Interview mit Trainer Mehmet Güldal

Die Saison endete wegen der Corona-Pandemie ganz abrupt. Meinst Du, dass Ihr auch in der regulären Runde den Aufstieg geschafft hättet?

Mehmet Güldal: In der Rückrunde wären wir, aus meiner Sicht, noch souveräner gewesen, da wir uns in der Winterpause mit guten Spielern verstärkt haben. Die vier Neuzugänge hätten die Lücken im Kader definitiv geschlossen.

Ein Doppelaufstieg ist ja im Normalfall ein großer Grund zu feiern?

Mehmet: Ja, unter normalen Umständen wäre eine Meisterschaftsfeier ganz anders gewesen. So konnten wir corona-bedingt nur im kleinen Kreis feiern.

 Mit welchen Neuzugängen habt Ihr das Team verstärkt?

Mehmet: Mit Franesco Di Sazio haben wir jemanden, der mit seiner Erfahrung die jungen Spieler mitziehen kann und uns mit seiner Qualität weiterhilft. Oliver Doru ist gelernter Rechtsaußen und wird uns mehr Stabilität in die Abwehr bringen. Von Huchenfeld kam Calogero Argentiero, der dort nicht die gewünschte Spielzeit bekam. Er ist ein ruhiger Spieler mit gutem Charakter und sehr variabel einsetzbar.

 Was sind für die Dich die härtesten Gegner in der Kreisliga?

Mehmet: Alle Spiele werden hart, besonders mit den vielen „Englischen Wochen“ in dieser Saison. Aber die Spiele gegen Alemannia Wilferdingen und den 1. FC Fatihspor werden besonders schwer. Außerdem die Spiele gegen die GU Türk.-SV Pforzheim, die wir im Testspiel im Frühjahr knapp bezwungen haben und in den Hallenturnieren als unglückliche Verlierer vom Platz gingen.

Wer sind Deine Aufstiegskandidaten?

Mehmet: Die GU und Germania Singen. Die GU hat eine Mannschaft mit sehr starker Qulität und Germania Singen ein Team mit sehr viel Erfahrung.

 Welche Ziele habt Ihr Euch denn gesteckt?

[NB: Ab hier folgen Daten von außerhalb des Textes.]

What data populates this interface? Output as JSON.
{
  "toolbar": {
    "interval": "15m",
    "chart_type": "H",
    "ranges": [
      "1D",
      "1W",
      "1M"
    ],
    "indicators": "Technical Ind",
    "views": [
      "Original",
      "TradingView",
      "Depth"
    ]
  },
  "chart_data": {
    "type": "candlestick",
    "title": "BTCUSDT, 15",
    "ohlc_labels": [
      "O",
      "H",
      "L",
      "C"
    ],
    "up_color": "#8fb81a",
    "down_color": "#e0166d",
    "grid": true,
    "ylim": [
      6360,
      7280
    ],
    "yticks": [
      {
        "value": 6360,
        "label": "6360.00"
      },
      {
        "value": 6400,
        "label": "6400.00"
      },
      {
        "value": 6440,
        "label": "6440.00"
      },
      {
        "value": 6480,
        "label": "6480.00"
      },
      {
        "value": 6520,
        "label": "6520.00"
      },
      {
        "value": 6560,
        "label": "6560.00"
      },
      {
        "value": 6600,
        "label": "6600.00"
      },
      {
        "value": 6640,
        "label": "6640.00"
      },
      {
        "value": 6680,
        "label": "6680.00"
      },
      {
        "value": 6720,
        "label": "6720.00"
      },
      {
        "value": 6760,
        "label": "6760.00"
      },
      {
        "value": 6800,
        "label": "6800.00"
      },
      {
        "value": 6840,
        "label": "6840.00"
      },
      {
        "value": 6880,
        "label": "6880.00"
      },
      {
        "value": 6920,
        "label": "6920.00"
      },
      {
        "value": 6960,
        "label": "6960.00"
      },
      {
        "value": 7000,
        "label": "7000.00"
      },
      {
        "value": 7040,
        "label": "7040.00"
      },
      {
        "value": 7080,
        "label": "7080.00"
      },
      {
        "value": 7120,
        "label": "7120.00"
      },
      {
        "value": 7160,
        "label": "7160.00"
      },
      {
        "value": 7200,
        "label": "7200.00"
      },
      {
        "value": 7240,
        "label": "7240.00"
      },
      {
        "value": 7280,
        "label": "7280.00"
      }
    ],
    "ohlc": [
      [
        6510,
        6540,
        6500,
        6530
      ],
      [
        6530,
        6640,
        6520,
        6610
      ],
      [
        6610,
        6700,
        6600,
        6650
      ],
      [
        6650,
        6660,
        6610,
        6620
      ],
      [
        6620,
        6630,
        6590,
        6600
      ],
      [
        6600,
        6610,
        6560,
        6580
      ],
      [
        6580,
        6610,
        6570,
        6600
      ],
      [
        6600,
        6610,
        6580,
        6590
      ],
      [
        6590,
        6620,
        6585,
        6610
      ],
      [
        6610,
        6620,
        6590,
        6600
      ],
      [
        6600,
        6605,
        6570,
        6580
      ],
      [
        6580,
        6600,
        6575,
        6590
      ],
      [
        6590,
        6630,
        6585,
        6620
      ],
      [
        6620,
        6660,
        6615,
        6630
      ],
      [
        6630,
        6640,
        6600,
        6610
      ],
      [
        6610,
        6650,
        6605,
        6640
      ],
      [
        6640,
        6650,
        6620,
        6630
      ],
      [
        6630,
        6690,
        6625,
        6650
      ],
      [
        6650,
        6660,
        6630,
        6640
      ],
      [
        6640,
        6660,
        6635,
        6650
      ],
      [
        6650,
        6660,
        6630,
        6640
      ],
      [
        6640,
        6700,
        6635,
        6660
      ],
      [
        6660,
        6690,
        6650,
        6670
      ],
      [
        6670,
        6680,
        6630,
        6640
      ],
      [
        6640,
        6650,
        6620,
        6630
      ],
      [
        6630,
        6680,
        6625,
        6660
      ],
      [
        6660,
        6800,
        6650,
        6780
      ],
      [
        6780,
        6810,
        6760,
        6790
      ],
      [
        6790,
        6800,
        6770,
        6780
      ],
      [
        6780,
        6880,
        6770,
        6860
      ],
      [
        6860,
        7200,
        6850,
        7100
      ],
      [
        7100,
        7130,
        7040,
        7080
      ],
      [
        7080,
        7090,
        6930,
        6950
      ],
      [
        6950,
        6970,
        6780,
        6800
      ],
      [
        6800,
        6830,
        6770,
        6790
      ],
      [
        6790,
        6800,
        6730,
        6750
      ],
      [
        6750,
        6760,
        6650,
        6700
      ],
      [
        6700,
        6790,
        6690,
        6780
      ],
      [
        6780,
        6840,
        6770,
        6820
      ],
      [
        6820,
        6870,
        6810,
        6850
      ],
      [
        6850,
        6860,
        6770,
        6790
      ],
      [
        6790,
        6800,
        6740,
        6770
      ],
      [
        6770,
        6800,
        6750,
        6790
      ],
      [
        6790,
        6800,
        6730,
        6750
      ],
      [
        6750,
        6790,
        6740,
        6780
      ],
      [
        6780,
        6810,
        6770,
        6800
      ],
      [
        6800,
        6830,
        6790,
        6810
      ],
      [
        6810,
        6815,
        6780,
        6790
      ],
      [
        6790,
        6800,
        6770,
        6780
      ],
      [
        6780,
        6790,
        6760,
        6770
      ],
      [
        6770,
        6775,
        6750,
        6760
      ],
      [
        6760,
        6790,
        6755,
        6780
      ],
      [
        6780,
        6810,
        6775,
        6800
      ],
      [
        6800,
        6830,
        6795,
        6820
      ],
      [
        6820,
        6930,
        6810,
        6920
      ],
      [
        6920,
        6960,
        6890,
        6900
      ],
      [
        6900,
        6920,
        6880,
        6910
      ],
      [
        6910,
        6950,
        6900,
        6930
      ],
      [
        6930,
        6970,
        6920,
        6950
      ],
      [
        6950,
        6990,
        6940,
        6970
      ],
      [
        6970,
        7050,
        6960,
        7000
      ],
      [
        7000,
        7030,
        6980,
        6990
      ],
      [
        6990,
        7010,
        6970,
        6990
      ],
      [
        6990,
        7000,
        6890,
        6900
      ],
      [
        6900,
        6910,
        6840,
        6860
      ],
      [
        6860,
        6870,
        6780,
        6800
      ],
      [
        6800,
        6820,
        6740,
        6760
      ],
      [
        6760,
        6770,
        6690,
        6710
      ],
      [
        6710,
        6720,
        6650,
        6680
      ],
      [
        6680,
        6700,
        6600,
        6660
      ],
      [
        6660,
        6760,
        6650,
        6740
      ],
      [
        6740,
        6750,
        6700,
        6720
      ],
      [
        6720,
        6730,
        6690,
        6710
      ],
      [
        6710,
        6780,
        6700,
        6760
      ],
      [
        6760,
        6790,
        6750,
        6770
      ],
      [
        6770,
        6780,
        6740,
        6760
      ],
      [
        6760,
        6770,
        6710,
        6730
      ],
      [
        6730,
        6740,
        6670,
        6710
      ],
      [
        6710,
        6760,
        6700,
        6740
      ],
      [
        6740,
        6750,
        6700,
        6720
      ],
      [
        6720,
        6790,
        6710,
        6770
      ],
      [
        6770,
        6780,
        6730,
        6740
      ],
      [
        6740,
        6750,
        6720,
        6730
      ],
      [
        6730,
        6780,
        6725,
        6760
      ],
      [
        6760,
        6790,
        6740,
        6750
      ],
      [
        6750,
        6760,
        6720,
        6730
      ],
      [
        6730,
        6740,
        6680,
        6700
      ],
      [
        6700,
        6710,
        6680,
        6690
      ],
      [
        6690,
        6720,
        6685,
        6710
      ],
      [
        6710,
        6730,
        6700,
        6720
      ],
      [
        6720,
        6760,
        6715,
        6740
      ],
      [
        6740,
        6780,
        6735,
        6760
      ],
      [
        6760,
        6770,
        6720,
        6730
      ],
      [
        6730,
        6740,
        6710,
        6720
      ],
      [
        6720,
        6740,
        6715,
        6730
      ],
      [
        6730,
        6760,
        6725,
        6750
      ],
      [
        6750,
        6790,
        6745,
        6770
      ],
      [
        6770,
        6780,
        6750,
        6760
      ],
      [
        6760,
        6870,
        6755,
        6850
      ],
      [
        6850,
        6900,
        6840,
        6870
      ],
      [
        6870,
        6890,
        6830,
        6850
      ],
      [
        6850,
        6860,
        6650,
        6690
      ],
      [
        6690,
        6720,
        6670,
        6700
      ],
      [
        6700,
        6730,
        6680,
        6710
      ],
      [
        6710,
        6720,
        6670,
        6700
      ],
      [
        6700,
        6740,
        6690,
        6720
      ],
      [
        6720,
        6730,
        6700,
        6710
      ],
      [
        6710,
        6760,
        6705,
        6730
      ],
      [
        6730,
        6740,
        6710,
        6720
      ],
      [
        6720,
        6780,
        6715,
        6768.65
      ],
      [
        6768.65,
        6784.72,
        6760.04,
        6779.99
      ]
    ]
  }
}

Mehmet: Mein persönliches Ziel wäre es unter den ersten fünf in der Kreisliga zu kommen. Die Spieler jedoch würden gerne unter den ersten drei landen. Wir werden sehen, die „Englischen Wochen“ werden und viel Kraft kosten und haben keinen breiten Kader.

Wie lief denn die Vorbereitung, warst Du zufrieden?

Mehmet: Ich bin das dritte Jahr hier. Es gab noch keine Vorbereitung, die zu 100% nach Plan lief. In dem Jahr, mit Corona, ist es die schlechteste Vorbereitung, die ich erlebt habe. Daher werden uns von Spiel zu Spiel steigern müssen.

Hast Du schon mal drei Aufstiege nacheinander geschafft?

Mehmet: Nein, weder als Spieler noch als Trainer. Einzelne Meisterschaften durfte ich als Spieler in Dillweißenstein als auch bei der GU Türk.-SV Pforzheim erleben.

 Hättest Du vor drei Jahren, als Du das Traineramt übernommen hast gedacht, dass Du so weit kommst?

Mehmet: Wenn ich so zurück blicke, als ich das erste Gespräch mit dem Präsidenten Murat Sanlitürk hatte und nebenbei die Mannschaft beim Training beobachtete, dachte ich mir: „Da könnte ich noch selber mit spielen, statt Trainer zu werden“. Aber Murat war sehr engagiert, auch bei der Spielersuche. Innerhalb von sechs Wochen konnten wir durch sechs neue Spieler die Qualität des Kaders enorm steigern. In der B-Klasse war es dann einfacher Spieler zu holen.

Danke Mehmet, wir wünschen Dir und dem Team für die neue Saison viel Erfolg.